How to Keep Your Kids Safe

Children have a lot more freedom during the summer months when they are out of their parent's sight. Judy Hayes, Oregon Sate Police Program Analyst for the Missing Children's Clearinghouse, showed us ID kits every parent should have on hand should their child go missing. Judy also shared tips with us on keeping our kids safe all year long. For more safety tips or to order an ID kit from the Missing Children's Clearinghouse click here.

To help raise money to fund the ID kits join the 11th Annual OSP Missing Children Benefit Monday July 20th at the Creekside Golf Club in Salem. For more information call Judy Hayes at 503-934-0188 or email judy.hayes@state.or.us.

Know the Rules...Summer Safety Tips for Parents and Guardians

1.  Be sure to go over the rules with your children about whose homes they may visit when you’re not there and discuss the boundaries of where they may and may not go in the neighborhood.


2.  Make sure children know their full names, address, and telephone numbers and how to use the telephone. Be sure they know what to do in case of an emergency and how to reach you using cellular or pager numbers. Children should have a neighbor or trusted adult they may call if they’re scared or there’s an emergency.


3.  Caution children to keep the door locked and not to open the door or talk to anyone who comes to the door when they are home alone. If you have arranged for a family friend or relative to stop by, make sure your children feel comfortable being alone with that person. Make certain they understand not to tell anyone who calls they are home alone.


4.  Don’t drop your children off at malls, movies, video arcades, or parks. These are not safe places for children to be alone. Make certain a responsible adult supervises your younger children at all times when they are outside and away from home.


5.  Teach your children in whose vehicle they may ride. Children should be cautioned to never approach any vehicle, occupied or not, unless accompanied by a parent, guardian, or other trusted adult.


6.  Make sure your children know to stay away from pools, canals, or other bodies of water without adult supervision.


7.  Since daylight lasts longer during the summer months, be sure your children know their curfew and to check in with you if they are going to be late. If you allow your children to play outside after dark, make sure they wear reflective clothing and stay close to home.


8.  Choose babysitters with care.

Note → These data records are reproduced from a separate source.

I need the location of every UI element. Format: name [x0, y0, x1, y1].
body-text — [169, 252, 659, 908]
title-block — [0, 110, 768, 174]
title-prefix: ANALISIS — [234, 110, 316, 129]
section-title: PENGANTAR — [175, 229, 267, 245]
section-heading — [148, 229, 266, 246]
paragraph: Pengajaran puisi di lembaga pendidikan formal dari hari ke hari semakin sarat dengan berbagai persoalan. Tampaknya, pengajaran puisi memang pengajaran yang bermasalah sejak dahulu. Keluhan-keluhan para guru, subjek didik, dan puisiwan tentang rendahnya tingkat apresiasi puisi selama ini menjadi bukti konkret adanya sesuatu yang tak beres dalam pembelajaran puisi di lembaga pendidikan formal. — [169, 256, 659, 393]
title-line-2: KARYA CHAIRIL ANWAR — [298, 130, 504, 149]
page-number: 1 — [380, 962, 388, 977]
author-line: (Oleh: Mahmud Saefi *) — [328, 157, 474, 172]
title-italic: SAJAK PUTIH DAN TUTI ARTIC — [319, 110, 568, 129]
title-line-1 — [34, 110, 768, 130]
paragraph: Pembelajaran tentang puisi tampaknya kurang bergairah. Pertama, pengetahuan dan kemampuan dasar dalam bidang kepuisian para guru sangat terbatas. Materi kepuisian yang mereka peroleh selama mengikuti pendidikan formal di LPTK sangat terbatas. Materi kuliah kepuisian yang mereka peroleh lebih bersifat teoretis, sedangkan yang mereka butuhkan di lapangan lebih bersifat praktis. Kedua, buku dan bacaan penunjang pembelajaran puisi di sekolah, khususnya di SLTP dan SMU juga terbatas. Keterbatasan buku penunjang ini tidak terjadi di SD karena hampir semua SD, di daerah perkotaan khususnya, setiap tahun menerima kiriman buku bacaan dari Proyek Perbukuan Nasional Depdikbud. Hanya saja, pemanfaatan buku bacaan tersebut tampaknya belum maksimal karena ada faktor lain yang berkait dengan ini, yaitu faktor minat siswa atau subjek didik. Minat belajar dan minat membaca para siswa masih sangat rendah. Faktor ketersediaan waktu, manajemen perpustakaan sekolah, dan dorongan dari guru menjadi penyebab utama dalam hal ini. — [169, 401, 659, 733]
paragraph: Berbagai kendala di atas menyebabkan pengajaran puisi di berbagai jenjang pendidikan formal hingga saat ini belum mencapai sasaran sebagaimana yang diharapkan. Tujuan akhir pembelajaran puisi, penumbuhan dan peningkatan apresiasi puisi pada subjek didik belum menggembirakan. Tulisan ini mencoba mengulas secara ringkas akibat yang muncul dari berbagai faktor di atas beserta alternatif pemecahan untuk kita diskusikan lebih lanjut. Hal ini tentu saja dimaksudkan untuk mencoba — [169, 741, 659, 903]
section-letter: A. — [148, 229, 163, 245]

Obtain references from family, friends, and neighbors. Many states now have registries for public access to check criminal history or sex-offender status. Observe the babysitter’s interaction with your children, and ask your children how they feel about the babysitter.


9.  Check out camp and other summer programs before enrolling your children. See if a background screening check is completed on the individuals working with the children. Make sure there will be adult supervision of your children at all times, and make sure you are made aware of all activities and field trips offered by the camp or program.


10.  Investigate daycare settings thoroughly before placing your children. Make certain the center or family-daycare home is licensed; completes full background screening for all employees at, volunteers of, and others affiliated with the facility; and allows parents and guardians to freely come and go as they wish. Observe the personnel and activities several times before making your decision and visit unannounced after placement.


11.  Be sure all custody documents are in order and certified copies are available in case your children are not returned from a scheduled summer visit.


12.  Always listen to your children and keep the lines of communication open. Your children are your best source for determining if everything is okay. Teach your children to get out of dangerous or uncomfortable situations right away and practice basic safety skills with them. Make sure they know they are able to tell you about anything that makes them feel scared, uncomfortable, or confused.